Pauline Julien
Dix ans après : rétrospective de sa carrière
Cet automne marque le dixième anniversaire du décès de Pauline Julien. Dix ans après son décès, sa marque sur la culture québécoise demeure encore bien présente.
Il y a dix ans, Pauline Julien nous quittait.
Pauline Julien voit le jour à Trois-Rivières, en 1928. Au début des années cinquante, elle part pour Paris afin d’y étudier l’art dramatique. Ces études s’échelonneront de 1952 à 1957. L’artiste se produit également dans diverses pièces dont La fable de l’enfant échangé de Pirandello.
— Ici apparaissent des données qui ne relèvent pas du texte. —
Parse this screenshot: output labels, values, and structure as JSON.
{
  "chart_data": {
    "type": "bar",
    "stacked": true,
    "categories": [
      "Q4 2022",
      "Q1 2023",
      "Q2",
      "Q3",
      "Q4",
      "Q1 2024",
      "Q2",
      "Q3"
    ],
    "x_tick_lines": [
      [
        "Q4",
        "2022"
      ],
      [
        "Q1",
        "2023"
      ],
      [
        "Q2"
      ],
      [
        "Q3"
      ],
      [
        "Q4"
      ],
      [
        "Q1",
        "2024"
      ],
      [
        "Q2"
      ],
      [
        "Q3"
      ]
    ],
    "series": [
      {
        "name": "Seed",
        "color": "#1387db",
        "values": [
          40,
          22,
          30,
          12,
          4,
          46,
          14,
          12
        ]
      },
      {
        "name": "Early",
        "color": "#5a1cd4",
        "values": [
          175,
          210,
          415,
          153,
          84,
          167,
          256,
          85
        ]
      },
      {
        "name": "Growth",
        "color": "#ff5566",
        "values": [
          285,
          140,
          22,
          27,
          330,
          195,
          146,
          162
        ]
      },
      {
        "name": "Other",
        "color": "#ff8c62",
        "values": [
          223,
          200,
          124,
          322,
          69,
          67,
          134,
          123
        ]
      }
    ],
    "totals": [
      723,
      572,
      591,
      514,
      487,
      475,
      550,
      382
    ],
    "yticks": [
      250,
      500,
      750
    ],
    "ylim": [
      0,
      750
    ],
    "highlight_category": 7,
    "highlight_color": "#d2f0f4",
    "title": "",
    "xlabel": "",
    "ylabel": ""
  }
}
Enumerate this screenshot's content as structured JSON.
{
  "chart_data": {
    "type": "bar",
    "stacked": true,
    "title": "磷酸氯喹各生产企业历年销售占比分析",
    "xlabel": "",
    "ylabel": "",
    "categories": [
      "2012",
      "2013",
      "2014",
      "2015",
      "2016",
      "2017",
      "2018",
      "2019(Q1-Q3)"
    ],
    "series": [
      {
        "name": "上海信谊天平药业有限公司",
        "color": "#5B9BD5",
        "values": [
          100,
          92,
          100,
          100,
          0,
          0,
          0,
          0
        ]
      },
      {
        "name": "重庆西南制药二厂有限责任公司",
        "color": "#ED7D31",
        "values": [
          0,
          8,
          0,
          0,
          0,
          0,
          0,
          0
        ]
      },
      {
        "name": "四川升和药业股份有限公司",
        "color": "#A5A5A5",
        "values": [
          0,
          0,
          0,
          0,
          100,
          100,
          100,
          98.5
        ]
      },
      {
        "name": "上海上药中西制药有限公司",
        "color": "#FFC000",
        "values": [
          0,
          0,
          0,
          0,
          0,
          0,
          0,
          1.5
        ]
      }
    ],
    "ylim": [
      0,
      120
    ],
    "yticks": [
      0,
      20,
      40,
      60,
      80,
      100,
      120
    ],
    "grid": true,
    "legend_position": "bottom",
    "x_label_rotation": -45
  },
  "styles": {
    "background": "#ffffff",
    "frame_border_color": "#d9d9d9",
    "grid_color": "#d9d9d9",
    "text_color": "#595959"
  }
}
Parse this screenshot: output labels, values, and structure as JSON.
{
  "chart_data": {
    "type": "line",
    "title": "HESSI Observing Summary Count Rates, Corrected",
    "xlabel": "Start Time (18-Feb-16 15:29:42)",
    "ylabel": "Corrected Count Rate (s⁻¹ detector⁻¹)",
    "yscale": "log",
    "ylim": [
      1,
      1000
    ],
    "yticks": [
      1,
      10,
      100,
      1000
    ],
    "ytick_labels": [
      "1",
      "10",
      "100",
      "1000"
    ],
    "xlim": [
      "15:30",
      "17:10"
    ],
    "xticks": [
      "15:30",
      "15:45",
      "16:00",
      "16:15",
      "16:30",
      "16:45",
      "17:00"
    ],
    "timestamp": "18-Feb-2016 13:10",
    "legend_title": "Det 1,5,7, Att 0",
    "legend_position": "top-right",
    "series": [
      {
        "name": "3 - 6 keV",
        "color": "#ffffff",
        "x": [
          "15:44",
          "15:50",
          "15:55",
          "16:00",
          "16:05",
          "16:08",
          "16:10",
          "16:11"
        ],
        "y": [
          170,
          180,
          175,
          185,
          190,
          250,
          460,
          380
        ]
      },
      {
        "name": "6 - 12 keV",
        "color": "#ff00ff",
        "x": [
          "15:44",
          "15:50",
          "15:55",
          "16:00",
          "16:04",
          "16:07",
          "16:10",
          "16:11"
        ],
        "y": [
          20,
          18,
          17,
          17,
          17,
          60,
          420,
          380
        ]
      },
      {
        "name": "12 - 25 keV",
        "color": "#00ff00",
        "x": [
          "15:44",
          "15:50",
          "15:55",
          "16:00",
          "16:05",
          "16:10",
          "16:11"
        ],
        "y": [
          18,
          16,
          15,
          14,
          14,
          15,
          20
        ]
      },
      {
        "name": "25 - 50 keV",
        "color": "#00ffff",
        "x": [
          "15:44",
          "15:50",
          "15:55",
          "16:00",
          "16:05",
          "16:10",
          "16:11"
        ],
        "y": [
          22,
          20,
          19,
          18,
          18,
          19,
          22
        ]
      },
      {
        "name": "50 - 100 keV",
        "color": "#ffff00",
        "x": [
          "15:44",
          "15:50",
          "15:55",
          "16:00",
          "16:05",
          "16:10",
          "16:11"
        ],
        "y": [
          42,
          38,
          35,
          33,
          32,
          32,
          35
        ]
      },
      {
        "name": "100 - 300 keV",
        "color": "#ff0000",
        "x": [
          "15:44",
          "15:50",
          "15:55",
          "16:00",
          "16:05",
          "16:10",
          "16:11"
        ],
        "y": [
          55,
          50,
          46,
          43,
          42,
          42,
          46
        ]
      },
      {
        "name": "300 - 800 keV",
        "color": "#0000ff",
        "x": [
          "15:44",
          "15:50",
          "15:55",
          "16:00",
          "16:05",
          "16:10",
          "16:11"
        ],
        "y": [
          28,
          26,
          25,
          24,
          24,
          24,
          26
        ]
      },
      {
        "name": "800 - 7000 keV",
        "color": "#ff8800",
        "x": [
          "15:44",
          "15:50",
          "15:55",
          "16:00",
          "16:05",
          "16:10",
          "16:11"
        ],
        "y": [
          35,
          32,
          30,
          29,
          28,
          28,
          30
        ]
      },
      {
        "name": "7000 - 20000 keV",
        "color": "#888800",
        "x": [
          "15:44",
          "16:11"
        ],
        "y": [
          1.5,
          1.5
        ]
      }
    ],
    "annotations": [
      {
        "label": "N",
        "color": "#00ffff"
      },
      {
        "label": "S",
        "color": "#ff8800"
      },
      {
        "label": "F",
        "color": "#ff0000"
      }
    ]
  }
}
C’est également pendant son séjour à Paris que Pauline Julien fait ses premiers pas dans la chanson. Elle se produit régulièrement dans les cabarets de la rive gauche. Son répertoire est constitué de chansons de Boris Vian, Léo Ferré, Bertolt Brecht et Kurt Weill.

LES PREMIERS ENREGISTREMENTS

À son retour à Montréal, en 1958, l’interprète se produit au cabaret Le Saint-Germain-des-Prés. Elle enregistre également ses premières chansons : La folle de Jean-Pierre Filion et Moi j’en ai marre. En 1960, elle obtient le rôle de Soledad dans l’émission pour enfants La boîte à surprise, diffusée sur les ondes de Radio-Canada. Elle retourne régulièrement en Europe, menant ses carrières européenne et canadienne de front.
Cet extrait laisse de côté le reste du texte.